In any event, our 30 minute drive to Montecito was lovely. She was as charming, wonderful and delightful as you’d hope. She griped about her ex-husband being gay and how happy she was she’d reconnected with her high school sweetheart, whom she had recently married.
At the end of the event, I asked her for a photo (something I never do) and for the first time she really had seen the front of my face, as most of our time together had been driving. She said “of course! but you have matches on your face!” Before I even realized what she was talking about, she reached out and grabbed the bandages on my face, ripping them off – having mistaken the white strips for a matchbook. Blood pouring out all over my suit, someone raced to get me a towel.
Back to the hospital I went, this time in Santa Barbara. Ms. Channing felt so bad about it she insisted my friend drive her to the flower shop and then to the hospital, where she stopped by for the photo we never took (hooray for Urgent Care photo ops!) and told me if I was ever in Palm Springs to hit her up, she owed me lunch for my trouble. I never did, sadly, but it was a memory that I shall never forget and the scar on my face is one I can wear with honor.
Awww!!!! Somehow, that just seems like Carol 🙂
Just checked out the alley in San Francisco that she said she wanted to have her ashes scattered in (on google street view). Interesting spot!
Hello, Scott!

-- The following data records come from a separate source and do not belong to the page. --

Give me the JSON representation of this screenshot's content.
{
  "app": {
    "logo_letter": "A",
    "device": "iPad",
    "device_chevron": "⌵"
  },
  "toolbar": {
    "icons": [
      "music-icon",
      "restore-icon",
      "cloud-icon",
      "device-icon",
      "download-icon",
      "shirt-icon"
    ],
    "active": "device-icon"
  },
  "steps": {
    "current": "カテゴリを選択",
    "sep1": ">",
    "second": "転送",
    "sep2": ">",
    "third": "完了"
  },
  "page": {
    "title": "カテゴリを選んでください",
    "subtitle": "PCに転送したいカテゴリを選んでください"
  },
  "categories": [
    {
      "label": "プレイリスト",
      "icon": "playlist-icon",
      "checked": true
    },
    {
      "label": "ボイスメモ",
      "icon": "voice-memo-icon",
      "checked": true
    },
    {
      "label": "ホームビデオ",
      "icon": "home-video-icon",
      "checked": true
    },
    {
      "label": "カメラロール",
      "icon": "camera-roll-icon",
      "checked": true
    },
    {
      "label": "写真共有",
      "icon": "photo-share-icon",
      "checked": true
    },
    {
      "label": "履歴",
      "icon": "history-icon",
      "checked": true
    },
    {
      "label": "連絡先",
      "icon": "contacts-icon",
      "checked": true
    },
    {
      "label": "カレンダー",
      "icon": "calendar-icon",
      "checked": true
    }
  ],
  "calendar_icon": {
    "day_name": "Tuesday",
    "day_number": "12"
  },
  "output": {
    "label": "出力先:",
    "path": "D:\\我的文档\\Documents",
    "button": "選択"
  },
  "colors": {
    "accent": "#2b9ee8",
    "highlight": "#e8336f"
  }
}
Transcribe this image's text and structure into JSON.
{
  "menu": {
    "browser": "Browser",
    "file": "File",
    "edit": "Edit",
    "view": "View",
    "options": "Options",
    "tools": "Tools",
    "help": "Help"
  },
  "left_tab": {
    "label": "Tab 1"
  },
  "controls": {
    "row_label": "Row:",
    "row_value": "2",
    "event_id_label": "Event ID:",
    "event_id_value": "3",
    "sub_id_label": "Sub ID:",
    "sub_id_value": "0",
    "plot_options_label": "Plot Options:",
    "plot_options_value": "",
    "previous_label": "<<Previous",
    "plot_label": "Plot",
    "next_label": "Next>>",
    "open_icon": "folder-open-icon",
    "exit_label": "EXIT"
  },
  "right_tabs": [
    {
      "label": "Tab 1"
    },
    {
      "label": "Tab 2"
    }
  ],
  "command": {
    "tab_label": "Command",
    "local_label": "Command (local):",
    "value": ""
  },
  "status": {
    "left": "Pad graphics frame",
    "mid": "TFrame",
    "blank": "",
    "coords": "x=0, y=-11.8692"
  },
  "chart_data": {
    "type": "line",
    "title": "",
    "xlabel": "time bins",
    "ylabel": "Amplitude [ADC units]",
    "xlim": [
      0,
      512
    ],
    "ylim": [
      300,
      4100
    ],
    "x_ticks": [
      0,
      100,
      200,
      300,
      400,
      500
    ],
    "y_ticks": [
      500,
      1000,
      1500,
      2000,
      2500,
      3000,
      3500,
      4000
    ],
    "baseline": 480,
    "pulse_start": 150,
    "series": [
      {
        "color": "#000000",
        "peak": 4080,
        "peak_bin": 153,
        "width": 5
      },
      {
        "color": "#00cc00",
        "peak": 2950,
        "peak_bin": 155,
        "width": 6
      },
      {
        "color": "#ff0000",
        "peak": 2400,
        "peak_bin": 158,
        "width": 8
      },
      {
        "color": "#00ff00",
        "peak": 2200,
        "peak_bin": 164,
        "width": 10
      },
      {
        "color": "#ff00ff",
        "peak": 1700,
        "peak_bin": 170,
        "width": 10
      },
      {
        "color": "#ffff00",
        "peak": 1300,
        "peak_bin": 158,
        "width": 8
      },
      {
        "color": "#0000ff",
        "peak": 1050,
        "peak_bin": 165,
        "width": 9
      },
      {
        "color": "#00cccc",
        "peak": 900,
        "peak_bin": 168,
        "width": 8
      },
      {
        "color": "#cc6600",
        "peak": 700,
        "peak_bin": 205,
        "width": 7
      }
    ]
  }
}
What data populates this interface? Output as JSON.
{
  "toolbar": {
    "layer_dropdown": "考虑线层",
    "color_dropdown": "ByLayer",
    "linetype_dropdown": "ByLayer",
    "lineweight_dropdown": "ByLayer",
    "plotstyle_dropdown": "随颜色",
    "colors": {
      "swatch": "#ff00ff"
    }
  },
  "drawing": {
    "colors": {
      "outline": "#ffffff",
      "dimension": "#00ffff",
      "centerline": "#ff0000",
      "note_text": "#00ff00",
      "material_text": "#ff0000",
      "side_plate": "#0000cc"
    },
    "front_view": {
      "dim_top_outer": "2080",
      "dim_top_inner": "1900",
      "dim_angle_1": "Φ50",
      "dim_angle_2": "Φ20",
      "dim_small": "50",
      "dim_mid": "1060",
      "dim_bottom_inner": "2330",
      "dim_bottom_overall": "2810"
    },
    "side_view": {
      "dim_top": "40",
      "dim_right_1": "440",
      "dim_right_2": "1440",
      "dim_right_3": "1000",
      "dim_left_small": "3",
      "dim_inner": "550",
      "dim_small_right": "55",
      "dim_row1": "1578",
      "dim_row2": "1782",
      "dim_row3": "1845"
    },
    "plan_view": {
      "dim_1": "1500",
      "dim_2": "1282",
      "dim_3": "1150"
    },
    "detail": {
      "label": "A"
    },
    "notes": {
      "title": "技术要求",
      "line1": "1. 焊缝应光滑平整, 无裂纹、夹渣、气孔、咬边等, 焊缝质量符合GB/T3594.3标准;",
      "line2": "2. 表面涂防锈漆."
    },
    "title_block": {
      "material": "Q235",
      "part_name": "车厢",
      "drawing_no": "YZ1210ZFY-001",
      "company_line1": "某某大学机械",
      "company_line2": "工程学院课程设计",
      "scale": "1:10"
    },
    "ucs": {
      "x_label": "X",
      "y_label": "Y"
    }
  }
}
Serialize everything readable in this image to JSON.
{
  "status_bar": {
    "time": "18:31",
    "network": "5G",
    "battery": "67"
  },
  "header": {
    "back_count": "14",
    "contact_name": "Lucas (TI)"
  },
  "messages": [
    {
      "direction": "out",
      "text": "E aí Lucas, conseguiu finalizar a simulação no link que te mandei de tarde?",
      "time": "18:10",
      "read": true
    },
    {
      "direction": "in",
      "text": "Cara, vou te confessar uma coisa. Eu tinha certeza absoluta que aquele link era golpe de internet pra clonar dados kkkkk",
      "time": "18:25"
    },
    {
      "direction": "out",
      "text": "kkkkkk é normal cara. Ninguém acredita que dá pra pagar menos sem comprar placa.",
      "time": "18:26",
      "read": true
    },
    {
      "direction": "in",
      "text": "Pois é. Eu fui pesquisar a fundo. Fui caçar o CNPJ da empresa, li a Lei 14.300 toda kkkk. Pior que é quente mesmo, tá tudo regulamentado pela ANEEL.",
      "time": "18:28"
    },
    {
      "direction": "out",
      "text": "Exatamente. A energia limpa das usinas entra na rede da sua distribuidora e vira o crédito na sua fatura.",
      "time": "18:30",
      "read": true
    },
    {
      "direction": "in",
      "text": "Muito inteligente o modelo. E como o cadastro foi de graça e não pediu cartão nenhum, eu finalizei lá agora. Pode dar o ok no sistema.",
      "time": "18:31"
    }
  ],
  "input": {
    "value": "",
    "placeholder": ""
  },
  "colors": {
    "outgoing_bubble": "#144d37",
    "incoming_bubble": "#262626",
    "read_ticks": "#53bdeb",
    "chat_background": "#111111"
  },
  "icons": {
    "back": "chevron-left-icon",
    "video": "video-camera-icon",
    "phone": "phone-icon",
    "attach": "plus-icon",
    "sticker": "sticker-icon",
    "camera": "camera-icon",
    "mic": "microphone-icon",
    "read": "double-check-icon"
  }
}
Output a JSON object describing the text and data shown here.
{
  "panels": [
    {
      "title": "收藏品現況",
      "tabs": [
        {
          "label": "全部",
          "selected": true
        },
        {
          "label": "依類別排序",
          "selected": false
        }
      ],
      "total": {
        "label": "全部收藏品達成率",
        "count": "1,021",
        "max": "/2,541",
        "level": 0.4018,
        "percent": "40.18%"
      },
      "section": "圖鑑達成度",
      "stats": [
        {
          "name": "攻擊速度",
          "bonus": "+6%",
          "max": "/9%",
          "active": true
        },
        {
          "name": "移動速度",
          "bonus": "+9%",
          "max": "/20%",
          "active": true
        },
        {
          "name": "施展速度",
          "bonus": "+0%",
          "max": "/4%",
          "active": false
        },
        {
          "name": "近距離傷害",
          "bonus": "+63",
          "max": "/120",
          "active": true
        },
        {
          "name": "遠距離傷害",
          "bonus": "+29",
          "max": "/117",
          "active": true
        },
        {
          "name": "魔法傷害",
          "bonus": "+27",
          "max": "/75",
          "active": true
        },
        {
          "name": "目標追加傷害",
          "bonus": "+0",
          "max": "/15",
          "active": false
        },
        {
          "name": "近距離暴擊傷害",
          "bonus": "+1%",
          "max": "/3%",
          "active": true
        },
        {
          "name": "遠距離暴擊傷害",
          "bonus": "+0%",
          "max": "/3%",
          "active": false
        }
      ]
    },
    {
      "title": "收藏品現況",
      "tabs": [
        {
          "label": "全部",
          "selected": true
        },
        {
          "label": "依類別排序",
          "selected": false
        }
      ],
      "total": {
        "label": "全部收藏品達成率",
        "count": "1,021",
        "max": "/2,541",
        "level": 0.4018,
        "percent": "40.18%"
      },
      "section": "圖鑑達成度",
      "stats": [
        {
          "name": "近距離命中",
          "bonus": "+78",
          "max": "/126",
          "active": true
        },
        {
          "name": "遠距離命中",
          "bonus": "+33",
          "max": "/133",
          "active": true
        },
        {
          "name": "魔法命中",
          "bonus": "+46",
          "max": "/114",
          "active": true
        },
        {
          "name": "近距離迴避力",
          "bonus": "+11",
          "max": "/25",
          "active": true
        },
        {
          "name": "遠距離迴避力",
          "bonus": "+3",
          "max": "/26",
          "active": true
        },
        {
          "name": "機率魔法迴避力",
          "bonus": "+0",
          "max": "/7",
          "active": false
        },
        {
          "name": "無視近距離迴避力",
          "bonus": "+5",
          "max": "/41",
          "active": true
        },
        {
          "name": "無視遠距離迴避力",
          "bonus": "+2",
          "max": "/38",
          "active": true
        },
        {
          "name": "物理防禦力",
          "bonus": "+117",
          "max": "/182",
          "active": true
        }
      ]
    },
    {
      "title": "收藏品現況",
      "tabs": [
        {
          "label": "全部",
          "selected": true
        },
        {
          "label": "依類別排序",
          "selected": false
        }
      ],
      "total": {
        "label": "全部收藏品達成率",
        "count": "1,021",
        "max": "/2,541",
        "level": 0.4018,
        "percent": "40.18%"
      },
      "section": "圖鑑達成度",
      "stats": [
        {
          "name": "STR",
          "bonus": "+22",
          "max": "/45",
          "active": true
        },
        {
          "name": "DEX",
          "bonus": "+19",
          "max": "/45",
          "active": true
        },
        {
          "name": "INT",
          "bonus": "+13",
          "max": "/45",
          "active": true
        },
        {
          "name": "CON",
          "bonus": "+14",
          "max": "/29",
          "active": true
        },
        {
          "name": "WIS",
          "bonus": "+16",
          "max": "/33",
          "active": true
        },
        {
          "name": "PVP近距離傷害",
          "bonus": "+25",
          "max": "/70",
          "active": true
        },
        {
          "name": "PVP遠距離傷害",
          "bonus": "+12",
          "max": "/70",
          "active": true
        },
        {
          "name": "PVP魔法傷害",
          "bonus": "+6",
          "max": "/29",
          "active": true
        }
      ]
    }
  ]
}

Thanks for the wonderful column you’ve written here.
I have a factoid to add. On some television show I was watching back in the day, they were interviewing Carol in her dressing room before some musical that she was doing. She had organic food in glass containers. I don’t remember all of the foods, but one of them was sunflower seeds, and she said she was eating them for dinner.
She made the comment that she had to eat like this because she was allergic to most foods. I wonder if she might have suffered from multiple chemical sensitivities. (I had a bout with this when I was young, but I am better now.) I would imagine that by eating only things that agreed with her she was able to stay very well….
Hi, Scoot love your site! Found a typo you might want to fix.
It was in this home that died on January 15, 2019 of a natural cause.
It was in this home that she died on January 15, 2019 of a natural cause.
I loved the episode of Family Guy (Patriot Games) she voiced where she not only took on Mike Tyson in a boxing match but actually bet him before complaining about young people and their rock ‘n roll 8-track tapes. According to IMDB, it was the last role/voice-over part she did before her death.
I just wanted to point out an error on the page. If she was born in 1921 and died in 2019 she would have died days before her 98th birthday not her 97th.